Schenectady County

The 9/11 message: Never forget (with photo gallery)

Every person who took the microphone Tuesday night asked the crowd to never forget. Every year on Se
PHOTOGRAPHER:

Every person who took the microphone Tuesday night asked the crowd to never forget. Every year on Sept. 11, the plea is echoed on billboards, on the radio, on TV, at local ceremonies, in the newspaper, on pins, trinkets and flags.

So on each anniversary of the terror attacks that occurred what now seems a distant 11 years ago, Steven Cafiero Sr. says aloud what a lot of us can’t bear to relive.

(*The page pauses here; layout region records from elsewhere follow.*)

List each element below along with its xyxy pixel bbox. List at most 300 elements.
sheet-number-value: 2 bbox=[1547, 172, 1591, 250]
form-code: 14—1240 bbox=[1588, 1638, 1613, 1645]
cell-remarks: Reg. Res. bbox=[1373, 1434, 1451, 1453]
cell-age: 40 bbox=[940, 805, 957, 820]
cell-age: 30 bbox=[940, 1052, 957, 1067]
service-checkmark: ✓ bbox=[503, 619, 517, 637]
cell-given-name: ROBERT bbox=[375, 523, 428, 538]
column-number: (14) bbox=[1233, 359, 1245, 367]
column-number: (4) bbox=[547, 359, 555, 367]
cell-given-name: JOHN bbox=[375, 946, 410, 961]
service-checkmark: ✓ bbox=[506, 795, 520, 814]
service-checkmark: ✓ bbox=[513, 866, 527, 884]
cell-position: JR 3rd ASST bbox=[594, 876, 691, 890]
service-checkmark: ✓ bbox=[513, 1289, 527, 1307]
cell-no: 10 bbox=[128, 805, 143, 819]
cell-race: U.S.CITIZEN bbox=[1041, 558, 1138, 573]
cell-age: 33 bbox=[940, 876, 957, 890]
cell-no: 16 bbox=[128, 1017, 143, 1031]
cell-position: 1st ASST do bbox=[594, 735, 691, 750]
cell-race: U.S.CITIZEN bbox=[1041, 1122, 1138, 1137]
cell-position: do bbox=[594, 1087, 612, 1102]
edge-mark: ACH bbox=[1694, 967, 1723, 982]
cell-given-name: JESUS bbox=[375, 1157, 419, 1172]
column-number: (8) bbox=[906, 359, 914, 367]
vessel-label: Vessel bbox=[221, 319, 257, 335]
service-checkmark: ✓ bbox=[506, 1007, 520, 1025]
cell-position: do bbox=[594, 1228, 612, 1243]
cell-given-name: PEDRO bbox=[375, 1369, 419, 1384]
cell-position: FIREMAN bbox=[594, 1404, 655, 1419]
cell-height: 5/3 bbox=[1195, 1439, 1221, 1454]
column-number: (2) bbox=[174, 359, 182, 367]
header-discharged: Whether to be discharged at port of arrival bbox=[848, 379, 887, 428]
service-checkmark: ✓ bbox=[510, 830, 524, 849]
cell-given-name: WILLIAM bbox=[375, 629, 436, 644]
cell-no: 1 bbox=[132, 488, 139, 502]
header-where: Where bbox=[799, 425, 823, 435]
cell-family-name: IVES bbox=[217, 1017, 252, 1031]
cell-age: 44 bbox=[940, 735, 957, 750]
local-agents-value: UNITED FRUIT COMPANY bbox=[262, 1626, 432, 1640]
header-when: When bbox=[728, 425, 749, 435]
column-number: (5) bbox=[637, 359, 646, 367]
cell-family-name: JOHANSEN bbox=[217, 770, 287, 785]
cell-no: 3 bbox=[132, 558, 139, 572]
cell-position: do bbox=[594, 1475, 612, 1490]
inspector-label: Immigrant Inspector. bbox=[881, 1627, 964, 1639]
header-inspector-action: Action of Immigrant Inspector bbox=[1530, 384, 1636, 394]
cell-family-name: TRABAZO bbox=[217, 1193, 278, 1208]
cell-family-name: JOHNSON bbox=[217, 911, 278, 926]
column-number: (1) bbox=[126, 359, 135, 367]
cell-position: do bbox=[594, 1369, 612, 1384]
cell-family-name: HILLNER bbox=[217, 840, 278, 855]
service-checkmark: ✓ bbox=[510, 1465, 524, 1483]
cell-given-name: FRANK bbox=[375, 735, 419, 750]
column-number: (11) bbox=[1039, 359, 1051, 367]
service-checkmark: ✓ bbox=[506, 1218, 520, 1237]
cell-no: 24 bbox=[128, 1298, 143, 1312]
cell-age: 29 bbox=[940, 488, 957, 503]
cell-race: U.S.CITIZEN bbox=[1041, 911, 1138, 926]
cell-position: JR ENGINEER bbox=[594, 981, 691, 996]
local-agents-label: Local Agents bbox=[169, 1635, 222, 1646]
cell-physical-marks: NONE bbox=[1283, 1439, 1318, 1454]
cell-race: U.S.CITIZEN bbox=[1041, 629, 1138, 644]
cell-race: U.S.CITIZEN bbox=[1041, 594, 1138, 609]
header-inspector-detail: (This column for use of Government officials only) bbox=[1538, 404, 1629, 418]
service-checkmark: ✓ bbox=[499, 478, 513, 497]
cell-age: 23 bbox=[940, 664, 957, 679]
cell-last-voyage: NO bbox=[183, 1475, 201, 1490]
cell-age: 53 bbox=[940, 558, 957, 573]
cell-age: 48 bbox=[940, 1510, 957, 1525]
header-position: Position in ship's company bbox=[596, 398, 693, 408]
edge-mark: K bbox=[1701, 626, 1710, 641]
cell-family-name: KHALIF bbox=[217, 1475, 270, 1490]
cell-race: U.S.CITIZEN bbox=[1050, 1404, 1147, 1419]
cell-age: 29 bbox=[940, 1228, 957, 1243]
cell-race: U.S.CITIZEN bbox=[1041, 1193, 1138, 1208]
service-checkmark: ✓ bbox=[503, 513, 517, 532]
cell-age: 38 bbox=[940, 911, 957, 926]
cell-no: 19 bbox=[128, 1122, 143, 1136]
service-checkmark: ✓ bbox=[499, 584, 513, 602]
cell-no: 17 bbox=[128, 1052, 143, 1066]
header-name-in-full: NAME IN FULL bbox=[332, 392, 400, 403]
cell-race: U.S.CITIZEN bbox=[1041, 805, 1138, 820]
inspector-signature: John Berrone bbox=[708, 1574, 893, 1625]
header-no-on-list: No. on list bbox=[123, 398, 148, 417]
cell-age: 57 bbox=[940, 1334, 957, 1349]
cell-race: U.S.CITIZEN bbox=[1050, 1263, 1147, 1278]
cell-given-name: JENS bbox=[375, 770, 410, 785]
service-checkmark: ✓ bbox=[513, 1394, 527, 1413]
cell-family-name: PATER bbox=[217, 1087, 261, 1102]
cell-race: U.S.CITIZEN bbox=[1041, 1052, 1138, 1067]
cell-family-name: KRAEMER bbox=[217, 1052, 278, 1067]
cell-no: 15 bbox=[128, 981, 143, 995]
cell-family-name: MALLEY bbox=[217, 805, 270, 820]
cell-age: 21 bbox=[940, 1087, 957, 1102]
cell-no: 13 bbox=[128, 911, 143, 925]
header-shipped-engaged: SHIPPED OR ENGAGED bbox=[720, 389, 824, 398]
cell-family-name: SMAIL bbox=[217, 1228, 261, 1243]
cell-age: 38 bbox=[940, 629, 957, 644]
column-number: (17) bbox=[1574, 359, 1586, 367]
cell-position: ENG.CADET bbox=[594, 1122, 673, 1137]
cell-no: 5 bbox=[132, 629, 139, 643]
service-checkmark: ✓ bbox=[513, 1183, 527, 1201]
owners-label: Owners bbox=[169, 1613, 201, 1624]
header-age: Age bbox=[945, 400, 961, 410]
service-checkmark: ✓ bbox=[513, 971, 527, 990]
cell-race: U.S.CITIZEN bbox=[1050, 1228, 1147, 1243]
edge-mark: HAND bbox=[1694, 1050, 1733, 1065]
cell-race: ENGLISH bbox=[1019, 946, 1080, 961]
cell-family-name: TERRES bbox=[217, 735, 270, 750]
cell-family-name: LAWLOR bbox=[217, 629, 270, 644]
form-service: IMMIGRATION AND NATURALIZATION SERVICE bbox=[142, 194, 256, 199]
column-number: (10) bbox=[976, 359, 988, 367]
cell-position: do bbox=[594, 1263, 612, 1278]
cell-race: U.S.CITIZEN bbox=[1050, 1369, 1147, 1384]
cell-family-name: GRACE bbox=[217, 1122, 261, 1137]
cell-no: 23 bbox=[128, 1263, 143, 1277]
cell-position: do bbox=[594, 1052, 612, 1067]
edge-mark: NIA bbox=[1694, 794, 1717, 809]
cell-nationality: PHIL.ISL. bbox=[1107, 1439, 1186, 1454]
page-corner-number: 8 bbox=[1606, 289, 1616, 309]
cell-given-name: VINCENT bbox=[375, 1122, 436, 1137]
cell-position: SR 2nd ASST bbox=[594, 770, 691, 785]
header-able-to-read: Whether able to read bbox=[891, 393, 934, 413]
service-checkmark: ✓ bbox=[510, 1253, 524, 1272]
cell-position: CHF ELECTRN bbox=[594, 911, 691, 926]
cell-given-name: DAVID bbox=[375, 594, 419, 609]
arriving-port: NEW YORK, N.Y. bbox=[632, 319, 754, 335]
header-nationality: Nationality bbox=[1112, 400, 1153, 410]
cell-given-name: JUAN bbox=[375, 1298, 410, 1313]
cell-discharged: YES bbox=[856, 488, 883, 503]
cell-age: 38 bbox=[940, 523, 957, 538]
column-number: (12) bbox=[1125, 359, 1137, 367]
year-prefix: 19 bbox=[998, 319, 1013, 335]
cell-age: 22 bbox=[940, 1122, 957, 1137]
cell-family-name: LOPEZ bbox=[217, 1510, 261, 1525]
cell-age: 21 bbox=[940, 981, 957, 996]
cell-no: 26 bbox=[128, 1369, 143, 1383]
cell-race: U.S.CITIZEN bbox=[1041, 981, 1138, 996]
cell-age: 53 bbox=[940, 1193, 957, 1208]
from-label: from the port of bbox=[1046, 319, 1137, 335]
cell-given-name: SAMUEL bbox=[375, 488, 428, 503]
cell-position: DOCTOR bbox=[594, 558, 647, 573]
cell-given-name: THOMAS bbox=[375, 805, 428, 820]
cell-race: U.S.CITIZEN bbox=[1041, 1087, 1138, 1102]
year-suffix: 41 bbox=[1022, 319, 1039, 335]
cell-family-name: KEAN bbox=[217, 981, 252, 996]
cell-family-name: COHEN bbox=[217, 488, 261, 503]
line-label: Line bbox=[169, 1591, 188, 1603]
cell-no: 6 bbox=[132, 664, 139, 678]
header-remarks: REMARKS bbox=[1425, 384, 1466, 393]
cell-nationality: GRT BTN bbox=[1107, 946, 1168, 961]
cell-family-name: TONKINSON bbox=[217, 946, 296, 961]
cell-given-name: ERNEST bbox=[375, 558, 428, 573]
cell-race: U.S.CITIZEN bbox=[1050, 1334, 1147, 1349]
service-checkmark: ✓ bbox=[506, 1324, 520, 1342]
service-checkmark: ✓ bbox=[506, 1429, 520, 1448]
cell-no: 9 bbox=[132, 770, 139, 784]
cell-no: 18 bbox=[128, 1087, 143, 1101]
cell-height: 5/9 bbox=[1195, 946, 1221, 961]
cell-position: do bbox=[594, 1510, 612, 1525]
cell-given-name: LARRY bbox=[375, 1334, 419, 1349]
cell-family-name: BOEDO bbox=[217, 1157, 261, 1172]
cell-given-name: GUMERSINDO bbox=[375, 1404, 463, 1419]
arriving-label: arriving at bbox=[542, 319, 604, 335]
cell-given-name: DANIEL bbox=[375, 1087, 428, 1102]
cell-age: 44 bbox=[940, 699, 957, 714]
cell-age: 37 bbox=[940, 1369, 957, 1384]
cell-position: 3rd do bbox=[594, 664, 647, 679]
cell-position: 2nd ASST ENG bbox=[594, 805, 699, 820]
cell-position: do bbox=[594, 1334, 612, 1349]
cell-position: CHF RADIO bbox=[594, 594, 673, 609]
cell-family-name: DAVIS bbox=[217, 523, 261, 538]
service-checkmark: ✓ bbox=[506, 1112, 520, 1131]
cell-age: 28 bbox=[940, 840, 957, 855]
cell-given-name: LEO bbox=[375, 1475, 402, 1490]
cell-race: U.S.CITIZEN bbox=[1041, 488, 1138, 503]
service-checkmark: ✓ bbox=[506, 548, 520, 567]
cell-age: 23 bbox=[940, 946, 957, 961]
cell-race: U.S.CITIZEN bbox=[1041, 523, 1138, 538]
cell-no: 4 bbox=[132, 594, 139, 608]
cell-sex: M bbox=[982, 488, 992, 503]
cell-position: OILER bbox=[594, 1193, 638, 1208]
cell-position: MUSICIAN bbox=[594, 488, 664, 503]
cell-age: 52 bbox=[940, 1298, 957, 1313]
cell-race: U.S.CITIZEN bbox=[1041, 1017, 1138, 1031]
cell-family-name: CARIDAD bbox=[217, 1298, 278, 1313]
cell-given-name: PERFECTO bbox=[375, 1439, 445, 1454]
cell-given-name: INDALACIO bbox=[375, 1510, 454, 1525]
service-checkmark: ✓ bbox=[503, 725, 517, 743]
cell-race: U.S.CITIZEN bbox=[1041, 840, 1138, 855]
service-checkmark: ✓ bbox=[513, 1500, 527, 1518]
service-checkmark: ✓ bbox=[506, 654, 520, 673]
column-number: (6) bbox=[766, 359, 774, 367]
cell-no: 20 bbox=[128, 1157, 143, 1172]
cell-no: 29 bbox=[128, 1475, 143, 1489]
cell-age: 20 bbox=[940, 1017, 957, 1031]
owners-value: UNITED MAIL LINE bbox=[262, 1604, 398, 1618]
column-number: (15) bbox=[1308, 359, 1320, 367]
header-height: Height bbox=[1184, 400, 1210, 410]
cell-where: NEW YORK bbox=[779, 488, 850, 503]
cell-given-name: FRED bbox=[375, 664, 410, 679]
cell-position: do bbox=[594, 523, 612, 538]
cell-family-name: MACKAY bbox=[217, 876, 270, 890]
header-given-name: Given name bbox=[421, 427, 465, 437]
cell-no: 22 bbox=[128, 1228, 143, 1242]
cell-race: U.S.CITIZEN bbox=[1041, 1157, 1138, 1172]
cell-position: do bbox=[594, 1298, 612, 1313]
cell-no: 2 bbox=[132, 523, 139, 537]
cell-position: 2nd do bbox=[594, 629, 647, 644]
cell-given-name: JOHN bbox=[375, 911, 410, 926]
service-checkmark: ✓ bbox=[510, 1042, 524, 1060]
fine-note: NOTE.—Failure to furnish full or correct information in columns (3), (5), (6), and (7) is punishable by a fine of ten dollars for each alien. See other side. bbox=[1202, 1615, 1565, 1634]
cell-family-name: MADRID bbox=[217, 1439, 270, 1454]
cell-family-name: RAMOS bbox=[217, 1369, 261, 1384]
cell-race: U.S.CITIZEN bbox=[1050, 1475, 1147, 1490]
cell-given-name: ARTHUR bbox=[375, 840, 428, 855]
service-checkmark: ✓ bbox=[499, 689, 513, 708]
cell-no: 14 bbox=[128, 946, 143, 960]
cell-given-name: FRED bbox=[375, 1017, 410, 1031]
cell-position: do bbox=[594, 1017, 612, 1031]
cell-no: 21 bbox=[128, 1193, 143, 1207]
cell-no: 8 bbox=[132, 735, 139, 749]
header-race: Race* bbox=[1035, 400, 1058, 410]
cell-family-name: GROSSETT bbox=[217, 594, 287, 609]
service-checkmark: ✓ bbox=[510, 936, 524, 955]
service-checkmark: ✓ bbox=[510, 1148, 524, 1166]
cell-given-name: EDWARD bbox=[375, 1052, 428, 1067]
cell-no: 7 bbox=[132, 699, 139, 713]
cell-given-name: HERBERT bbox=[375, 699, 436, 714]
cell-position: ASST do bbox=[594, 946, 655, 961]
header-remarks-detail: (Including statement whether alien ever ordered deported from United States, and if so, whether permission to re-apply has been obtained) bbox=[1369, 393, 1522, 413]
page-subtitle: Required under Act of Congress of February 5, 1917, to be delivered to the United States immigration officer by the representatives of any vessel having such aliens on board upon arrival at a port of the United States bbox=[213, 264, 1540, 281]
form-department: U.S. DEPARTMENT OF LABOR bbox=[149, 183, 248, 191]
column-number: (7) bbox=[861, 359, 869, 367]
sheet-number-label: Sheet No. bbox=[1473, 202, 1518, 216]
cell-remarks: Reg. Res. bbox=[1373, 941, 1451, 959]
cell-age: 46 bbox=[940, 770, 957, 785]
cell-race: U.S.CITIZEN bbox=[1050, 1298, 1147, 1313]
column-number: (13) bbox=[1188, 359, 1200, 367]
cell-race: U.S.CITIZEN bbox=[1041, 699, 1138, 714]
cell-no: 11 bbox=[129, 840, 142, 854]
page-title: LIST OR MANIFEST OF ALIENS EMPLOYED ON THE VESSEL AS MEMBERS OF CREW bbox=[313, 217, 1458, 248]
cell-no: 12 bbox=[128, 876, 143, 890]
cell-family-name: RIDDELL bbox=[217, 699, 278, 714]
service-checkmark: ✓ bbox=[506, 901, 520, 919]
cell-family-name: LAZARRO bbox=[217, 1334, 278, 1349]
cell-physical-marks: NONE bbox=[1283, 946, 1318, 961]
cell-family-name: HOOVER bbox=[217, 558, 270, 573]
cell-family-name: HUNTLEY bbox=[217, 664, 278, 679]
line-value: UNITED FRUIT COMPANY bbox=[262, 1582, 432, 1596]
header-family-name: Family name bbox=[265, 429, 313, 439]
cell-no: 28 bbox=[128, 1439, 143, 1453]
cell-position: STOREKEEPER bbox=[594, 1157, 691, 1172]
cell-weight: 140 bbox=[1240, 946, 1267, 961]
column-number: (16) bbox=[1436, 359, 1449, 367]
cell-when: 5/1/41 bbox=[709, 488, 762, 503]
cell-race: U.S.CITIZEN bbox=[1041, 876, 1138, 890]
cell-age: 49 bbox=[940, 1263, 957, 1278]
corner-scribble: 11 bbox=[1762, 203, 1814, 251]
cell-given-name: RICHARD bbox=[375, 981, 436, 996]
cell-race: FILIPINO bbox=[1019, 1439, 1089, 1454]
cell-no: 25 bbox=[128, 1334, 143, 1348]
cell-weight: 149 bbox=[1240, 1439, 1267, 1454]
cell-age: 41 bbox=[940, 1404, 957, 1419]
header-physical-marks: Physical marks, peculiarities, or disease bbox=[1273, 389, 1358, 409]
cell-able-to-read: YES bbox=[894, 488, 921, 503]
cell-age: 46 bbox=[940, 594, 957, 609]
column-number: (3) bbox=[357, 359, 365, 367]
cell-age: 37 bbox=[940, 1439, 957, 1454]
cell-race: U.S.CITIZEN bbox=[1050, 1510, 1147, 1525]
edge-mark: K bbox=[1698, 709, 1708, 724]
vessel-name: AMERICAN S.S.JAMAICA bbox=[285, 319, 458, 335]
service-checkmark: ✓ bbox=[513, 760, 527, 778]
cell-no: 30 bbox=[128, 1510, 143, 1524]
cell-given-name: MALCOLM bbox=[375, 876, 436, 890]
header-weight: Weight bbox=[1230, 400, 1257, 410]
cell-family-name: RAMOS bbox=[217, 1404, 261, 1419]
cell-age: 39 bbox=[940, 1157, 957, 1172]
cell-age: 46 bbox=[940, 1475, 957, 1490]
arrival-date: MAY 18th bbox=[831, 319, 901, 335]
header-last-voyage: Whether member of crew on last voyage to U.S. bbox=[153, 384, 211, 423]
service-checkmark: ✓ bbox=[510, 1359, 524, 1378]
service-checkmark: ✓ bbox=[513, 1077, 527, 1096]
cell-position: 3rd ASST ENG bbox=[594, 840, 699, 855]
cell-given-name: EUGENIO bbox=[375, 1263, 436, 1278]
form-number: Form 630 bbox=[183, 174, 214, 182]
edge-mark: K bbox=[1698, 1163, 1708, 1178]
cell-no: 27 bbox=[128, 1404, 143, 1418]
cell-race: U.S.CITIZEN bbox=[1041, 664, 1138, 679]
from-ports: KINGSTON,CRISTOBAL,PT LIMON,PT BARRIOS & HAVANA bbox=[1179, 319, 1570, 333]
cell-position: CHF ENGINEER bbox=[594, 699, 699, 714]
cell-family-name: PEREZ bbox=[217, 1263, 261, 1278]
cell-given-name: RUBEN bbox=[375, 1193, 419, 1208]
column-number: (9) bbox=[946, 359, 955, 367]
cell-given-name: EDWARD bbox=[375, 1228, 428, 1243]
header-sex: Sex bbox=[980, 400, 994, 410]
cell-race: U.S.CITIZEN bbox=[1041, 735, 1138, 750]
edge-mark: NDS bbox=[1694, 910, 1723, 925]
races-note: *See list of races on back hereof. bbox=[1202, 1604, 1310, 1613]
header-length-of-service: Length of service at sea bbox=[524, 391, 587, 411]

This is how he makes people remember: He puts his reading glasses on, and he starts: “Sept. 11, 2001. It arrived at midnight and had just begun.”

For 13 minutes and 33 seconds, the Glenville man stood before a glistening Mohawk River on Tuesday evening and recited a poem. The crowd that shows up at the Water’s Edge Lighthouse Restaurant & Inn — where a mangled steel girder from the World Trade Center stands tall as a 9/11 memorial — grows smaller each year.

It’s Cafiero’s sixth time reciting the poem, a blunt narration that encapsulates each excruciating moment of the attacks, from the moment the planes hit the towers to the men and women who jumped hundreds of feet to their deaths.

His intonation is spot on. But then, his voice choking, he gets to the last line, and the crowd learns why Cafiero wants so badly for people to remember:

“Sept. 11, 2001, is also the day I lost my own son.”

More than 100 people gathered for the Water’s Edge Lighthouse sixth annual memorial ceremony. Firefighters and police officers from Schenectady, Glenville, Niskayuna and Colonie stood at attention. Al fresco diners remained seated after their meals. Community leaders and local politicians appeared reflective.

As Cafiero removed his reading glasses, a quiet melody rose from the crowd. It was one man singing “God Bless America.” Seconds later, the whole crowd was singing, and soon after, veterans were standing and waving flags.

The scene before Cafiero made him smile, his eyes rimmed with tears.

Niskayuna

Earlier Tuesday, Charlie Friderici couldn’t help but notice the sky.

It was blue, clear and peaceful, just like that morning 11 years ago that started the same way, but quickly turned anything but peaceful.

Friderici, a past chief for Niskayuna Fire District 2, spoke Tuesday morning at Niskayuna’s remembrance ceremony, held at the flag poles at Town Hall, one of many such ceremonies held around the region and country to remember the sacrifices and losses of that day.

“We’re here to remember what happened on Sept. 11, 2001,” Friderici told gathered firefighters, police, paramedics and others. “We’re here to remember the sacrifices that were made by emergency service people, by civilians, by brave souls all around.

“We’re here to remember the innocent lives lost in moments that must have been sheer terror.”

Friderici spoke along with local clergy at a ceremony where the centerpiece was the traditional 5-5-5-5 firemen’s bell signal. Four times a firemen’s bell was rung five times, honoring those lost.

The signal is a call to lower flags to half staff, something done after the ringing. It is also a signal that firefighters know means one of their own has died, Friderici told those present.

Leaning in front of the stand holding the bell was a newspaper page mounted on a card, yellowed with age.

The page, printed weeks after the attacks, showed photos of the fallen firefighters lost or then still missing, with the headline, “Forever Heroes.”

The page belongs to Robert Saltzman, a retired firefighter/paramedic from Niskayuna District 1. Afterward, Saltzman said the page normally hangs on his wall at home, but he brought it with him for Tuesday’s ceremony.

“The fact is, these guys were doing what everybody here does, just on a different scale,” said Saltzman, whose son is now a paramedic with the Fire Department of New York. “They got an alarm and responded to that alarm.”

Friderici has worked to organize the Niskayuna ceremony every year since the attacks. As the years go by, he said it’s important to come back every Sept. 11 and remember.

“I think it’s important to remember it every year because if you start to go every five, 10 or 15, then I think people forget,” he said. “They forget how close this was to us.

“The people who lost a family member or a friend won’t, but I think the public needs to know that this is still real and everything that we’re doing today was shaped by 11 years ago.”